Al-Qaeda believes that it and its allies can only defeat the United States in a "long war", one that allows the Islamists to capitalize on their extraordinary patience, as well as on their enemies' lack thereof. Before his death in a firefight with Saudi security forces, the leader of al-Qaeda in the Arabian Peninsula, Abu Hajar Abd al-Aziz al-Muqrin, wrote extensively about how al-Qaeda believed the military fight against the US and its allies would unfold. He envisioned a point at which the mujahideen would have to develop semi-conventional forces. He identified this period as the "Decisive Stage"

Muqrin told his insurgent readers that the power of the US precluded any expectation of a quick victory. He wrote that the war would progress slowly through such phases as initial manpower mobilization, political work among the populace to establish trust and support, the accumulation of weaponry and other supplies, the establishment of bases around the country and especially in the mountains, the initiation of attacks on individuals and then a gradual intensification of the latter until a countrywide insurgency was under way. Each of these steps was essential and none could be skipped, Muqrin maintained; the steps would prolong the war, thereby allowing the mujahideen to grow in numbers, experience and combat power.

As these steps were traversed by the mujahideen, Muqrin argued that ...the resources, political will, morale and manpower of the insurgents' enemies would be eroded and their forces would assume more static positions in order to limit the attrition they suffered. In this stage of the insurgency, Muqrin predicted that the US and its allies would conduct far fewer large-scale combat operations in the countryside and would turn toward conducting smaller raids on specific targets, while simultaneously hardening their bases and protecting their supply routes and lines of communication.

I will be patient until patience outwears patience indeed

2/18/2007 07:47:00 PM  
Blogger Mətušélaḥ said...

This comment has been removed by the author.

2/18/2007 07:50:00 PM  
Blogger Mətušélaḥ said...

W,

There's something wrong with the way costs have run out of control in this war. The current cost structure just isn't sustainable.

That's the real issue that needs to be addressed.

2/18/2007 07:55:00 PM  
Blogger Elijah said...

A bearded 21-year-old student, Joel Hinrichs, who blew himself up with a backpack filled with...TATP (the explosive of choice in the Mideast)

Speaking of which...
Feb. 18, 2007
FBI Defends Against 'Kitchen Sink Bombs' By LARA JAKES JORDAN
Associated Press Writer

TATP in particular is hard for dogs to detect. Over the past year, the FBI and Transportation Security Administration have trained dog teams to sniff out the chemical cocktails at 75 airports and on subway, train and bus systems in 13 cities. The government pays up to $50,000 to train each of the 420 teams currently in action.

"It's a threat that's not here right now, but we see it coming," said Dave Kontny, director of TSA's national explosives detection canine teams. "So we're better off to have these teams."

John Rollins, a counterterrorism expert at Congressional Research Service and former U.S. intelligence official, said TATP and other varieties of peroxide-based bombs are most likely to show up in the hands of homegrown extremists and other splinter sympathizers of international terrorist groups.

The larger and centrally organized groups, such as al-Qaida, are more interested in "big bang" weapons that he said would cause widespread deaths and economic losses.

But aspiring terrorists, Rollins said, "would lean toward this because it's so readily available, it's so hard to detect."

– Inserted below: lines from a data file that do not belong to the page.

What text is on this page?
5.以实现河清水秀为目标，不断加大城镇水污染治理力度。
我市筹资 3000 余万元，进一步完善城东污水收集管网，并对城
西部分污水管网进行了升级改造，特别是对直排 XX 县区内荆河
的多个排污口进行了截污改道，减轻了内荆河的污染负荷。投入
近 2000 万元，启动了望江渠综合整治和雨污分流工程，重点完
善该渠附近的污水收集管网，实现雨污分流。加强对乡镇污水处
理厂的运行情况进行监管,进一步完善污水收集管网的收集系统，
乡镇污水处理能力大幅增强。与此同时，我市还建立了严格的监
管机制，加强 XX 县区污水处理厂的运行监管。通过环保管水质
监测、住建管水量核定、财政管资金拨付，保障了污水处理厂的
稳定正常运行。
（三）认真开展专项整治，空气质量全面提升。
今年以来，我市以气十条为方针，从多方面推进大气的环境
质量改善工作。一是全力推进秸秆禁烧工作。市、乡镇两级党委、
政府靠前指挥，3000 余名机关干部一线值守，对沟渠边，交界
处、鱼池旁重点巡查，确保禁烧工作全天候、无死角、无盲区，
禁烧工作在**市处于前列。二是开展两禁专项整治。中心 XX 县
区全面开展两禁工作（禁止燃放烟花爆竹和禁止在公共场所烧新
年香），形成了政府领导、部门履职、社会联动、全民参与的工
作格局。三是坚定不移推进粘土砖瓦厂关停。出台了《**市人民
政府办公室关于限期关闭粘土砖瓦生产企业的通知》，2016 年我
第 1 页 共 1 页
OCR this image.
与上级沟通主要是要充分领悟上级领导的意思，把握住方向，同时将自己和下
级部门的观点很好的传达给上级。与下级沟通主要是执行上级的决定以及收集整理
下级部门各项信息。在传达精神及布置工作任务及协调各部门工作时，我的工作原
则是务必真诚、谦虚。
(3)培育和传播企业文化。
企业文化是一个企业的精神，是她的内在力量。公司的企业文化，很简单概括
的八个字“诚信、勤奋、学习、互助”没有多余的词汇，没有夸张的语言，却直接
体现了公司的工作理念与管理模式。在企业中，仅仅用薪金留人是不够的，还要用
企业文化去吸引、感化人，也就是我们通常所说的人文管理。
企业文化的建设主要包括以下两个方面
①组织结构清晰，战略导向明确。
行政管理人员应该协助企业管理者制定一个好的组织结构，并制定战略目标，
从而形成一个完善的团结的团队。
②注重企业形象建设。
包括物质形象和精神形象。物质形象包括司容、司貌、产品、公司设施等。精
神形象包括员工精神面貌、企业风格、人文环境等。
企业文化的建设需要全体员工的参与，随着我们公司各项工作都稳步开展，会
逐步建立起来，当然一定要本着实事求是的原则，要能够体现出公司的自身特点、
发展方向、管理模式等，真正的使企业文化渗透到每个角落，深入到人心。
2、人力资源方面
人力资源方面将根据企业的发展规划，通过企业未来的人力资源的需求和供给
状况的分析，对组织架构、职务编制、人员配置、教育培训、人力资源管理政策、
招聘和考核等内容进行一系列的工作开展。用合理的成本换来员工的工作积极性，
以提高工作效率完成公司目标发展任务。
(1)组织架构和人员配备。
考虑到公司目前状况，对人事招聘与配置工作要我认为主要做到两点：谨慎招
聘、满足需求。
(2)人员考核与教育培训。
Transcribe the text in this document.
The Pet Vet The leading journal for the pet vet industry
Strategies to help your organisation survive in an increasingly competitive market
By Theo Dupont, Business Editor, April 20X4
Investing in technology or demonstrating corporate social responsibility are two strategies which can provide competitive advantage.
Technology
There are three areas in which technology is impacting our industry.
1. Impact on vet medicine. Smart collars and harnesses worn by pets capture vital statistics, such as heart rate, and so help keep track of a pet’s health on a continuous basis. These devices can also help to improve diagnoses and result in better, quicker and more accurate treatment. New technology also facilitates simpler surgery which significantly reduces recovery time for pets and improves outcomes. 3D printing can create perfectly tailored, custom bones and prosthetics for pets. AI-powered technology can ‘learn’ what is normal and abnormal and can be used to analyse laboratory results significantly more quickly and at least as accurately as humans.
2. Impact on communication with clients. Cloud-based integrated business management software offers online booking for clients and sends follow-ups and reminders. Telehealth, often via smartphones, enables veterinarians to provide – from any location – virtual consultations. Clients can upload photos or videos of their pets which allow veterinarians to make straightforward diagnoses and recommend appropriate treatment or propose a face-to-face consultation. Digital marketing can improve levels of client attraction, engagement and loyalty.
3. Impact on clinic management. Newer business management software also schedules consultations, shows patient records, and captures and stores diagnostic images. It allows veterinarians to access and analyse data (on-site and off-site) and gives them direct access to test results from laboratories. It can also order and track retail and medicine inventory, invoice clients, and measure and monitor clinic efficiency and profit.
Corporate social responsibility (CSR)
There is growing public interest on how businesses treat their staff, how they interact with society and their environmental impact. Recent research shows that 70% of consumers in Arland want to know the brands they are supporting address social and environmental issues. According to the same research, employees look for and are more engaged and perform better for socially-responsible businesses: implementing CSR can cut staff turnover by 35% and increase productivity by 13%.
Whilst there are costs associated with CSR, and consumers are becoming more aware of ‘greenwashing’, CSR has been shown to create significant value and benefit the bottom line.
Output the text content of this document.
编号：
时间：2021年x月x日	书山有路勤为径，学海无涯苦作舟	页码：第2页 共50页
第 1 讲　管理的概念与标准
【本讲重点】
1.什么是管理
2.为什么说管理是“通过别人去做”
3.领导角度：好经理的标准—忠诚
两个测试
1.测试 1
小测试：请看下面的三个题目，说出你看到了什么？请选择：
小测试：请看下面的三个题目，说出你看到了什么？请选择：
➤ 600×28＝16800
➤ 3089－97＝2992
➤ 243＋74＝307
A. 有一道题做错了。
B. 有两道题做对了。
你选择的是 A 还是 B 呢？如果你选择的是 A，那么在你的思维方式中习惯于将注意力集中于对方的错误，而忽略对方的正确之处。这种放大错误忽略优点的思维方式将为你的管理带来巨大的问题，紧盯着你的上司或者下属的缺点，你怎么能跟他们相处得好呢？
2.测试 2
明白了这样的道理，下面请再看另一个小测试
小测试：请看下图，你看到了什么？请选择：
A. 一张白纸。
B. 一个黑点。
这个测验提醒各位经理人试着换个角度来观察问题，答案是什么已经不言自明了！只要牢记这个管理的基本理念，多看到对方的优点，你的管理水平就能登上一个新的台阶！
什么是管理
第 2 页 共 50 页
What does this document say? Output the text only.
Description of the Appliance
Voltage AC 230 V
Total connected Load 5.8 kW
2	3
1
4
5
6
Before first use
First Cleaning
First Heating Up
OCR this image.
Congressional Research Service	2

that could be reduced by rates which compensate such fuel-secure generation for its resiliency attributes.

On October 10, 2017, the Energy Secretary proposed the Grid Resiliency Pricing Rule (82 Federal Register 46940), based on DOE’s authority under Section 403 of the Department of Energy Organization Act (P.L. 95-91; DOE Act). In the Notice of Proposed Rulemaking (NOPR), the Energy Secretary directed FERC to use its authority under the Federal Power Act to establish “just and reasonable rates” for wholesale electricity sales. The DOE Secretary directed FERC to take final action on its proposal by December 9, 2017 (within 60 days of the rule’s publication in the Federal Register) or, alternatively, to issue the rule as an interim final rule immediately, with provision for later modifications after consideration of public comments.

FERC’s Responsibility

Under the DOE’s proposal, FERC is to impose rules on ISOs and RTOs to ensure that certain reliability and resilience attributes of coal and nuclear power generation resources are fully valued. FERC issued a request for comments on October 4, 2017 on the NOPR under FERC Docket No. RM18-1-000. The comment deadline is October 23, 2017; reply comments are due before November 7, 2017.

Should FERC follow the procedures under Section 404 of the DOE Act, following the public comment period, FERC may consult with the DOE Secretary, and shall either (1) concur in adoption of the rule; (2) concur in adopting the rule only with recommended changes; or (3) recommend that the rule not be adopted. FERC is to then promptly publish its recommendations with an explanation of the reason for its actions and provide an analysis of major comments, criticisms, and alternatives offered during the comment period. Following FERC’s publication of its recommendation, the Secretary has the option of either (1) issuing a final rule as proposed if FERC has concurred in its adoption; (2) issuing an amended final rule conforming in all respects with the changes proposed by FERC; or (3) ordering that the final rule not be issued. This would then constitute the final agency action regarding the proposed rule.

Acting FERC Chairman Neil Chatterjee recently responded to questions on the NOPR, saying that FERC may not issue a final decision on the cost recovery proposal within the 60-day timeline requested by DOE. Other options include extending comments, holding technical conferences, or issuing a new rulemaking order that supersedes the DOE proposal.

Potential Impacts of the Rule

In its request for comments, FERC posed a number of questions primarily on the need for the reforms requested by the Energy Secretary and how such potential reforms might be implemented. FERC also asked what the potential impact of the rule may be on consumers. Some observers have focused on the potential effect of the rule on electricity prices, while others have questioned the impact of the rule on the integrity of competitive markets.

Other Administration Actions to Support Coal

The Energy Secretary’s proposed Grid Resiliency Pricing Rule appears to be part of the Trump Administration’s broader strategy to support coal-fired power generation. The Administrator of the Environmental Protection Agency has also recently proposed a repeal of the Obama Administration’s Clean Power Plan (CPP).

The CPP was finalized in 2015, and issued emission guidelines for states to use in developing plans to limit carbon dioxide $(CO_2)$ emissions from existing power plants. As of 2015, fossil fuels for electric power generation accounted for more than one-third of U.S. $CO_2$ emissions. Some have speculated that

"It certainly would be enough of a bang to draw attention to their cause, and shake the foundations in the short term of society's belief that the government can protect the United States," Rollins said.

2/18/2007 08:06:00 PM  
Blogger Elijah said...

"There's something wrong with the way costs have run out of control in this war. The current cost structure just isn't sustainable.
That's the real issue that needs to be addressed."...

Another perspective -
January 23, 2006
Iraq War Not Breaking the Bank
In fact, it’s one of the least expensive conflicts in our nation’s history.

http://www.nationalreview.com
/nrof_buzzcharts/buzzcharts
200601230854.asp

2/18/2007 08:14:00 PM  
Blogger Mətušélaḥ said...

via: The Elephant Bar

Of the 1.5 million in Uniform of some type 10% (150,000) deployed to a low level insurgency strains the Institution to the breaking point.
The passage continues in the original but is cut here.